Démarche
Toute œuvre d’art peut être interprétée comme une matière organique, il y a une logique interne dans l’objet d’art, dans sa composition. Ce qui intéresse particulièrement Etienne Hacquin dans la peinture vient du fait que l’image produite sur la toile n’est avant tout qu’une accumulation d’interventions successives, tels des motifs que l’on dispatche, que l’on assemble entre eux pour former un tout, une unité cohérente. Il joue de ce mécanisme du peintre par la répétition de formes standards qui, en se démultipliant et en se permutant entre elles parviennent à créer d’autres formes, plus générales, plus globales.

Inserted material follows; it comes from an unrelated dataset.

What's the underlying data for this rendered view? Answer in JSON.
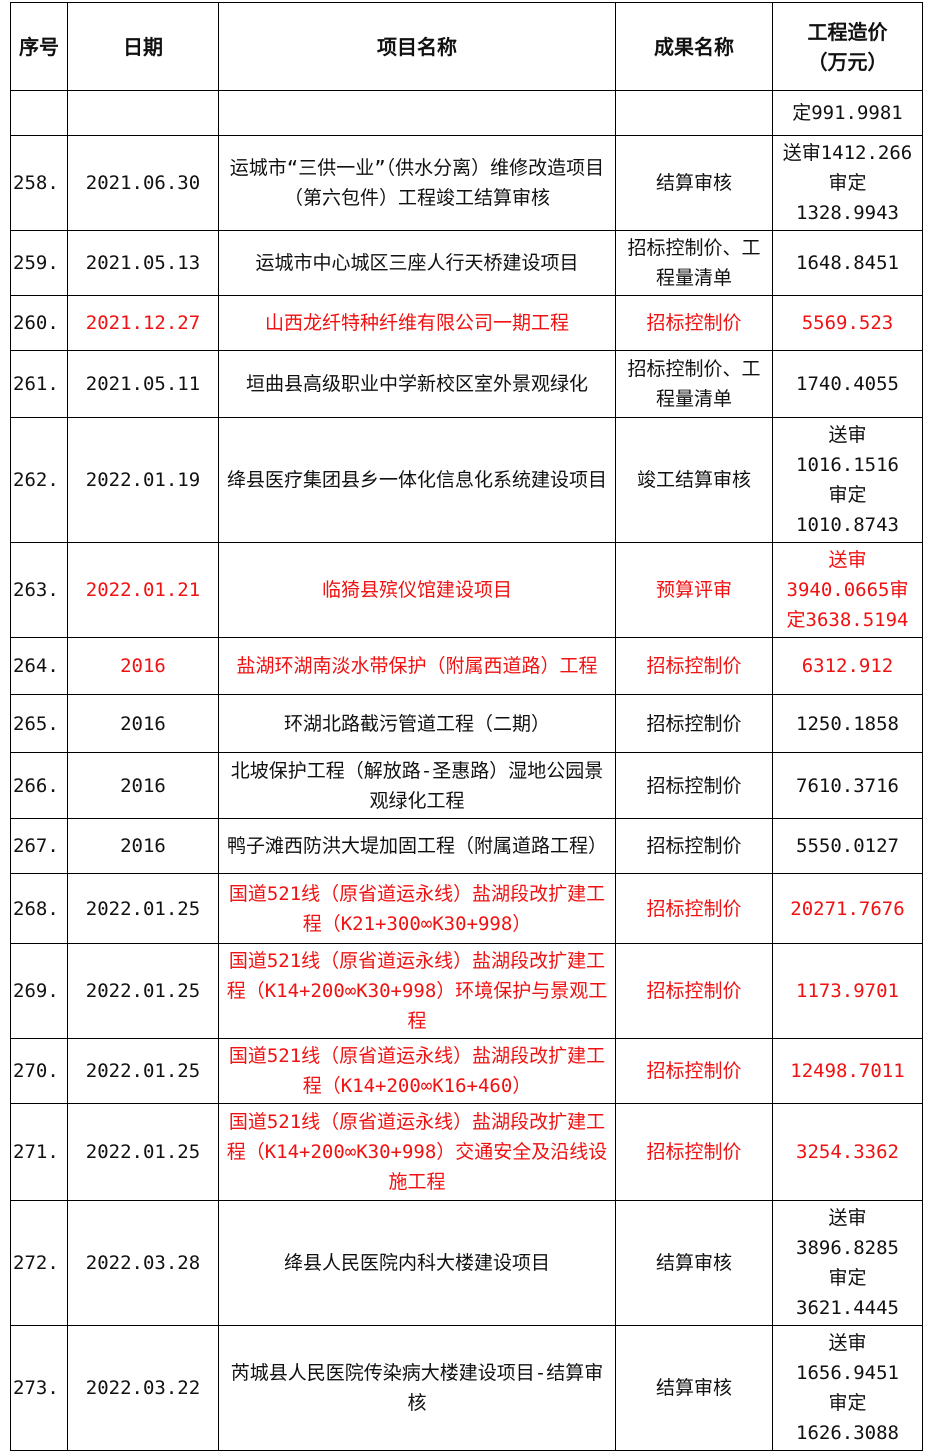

Le paradoxe est que ce qu’il y a de plus dur à voir dans ses peintures c’est bien la peinture elle-même. Etienne Hacquin cherche en effet à accentuer tant l’étalage de la peinture que la platitude de l’image, de manière à être au cœur de la représentation qui tend à nous diriger vers une vision « super-plane ». Sa peinture n’est donc pas seulement une peinture mais aussi un regard critique sur la peinture. La platitude de ses peintures est analogue à celle des images de tout support confondu, où tout s’organise sur une seule et même surface, chose dont la peinture a du mal à se séparer.
Par son utilisation systématique de la superposition, de la double exposition et de l’amalgame, Etienne Hacquin déstabilise les polarités artistiques et formelles traditionnelles (l’art dit « suprême » d’une peinture et l’art dit « décoratif » d’une tapisserie) ainsi que différents tabous modernistes (associant le vulgaire au sacré, la reprise d’images commerciales à la tradition picturale). Sa peinture met en avant l’altération, la conversion, la transmutation des formes, des matières et des sujets. Ces images aussi sophistiquées et complexes que simples et directes expriment une aliénation aux pressions extérieures qui dirigent et manipulent les individus et leur corps.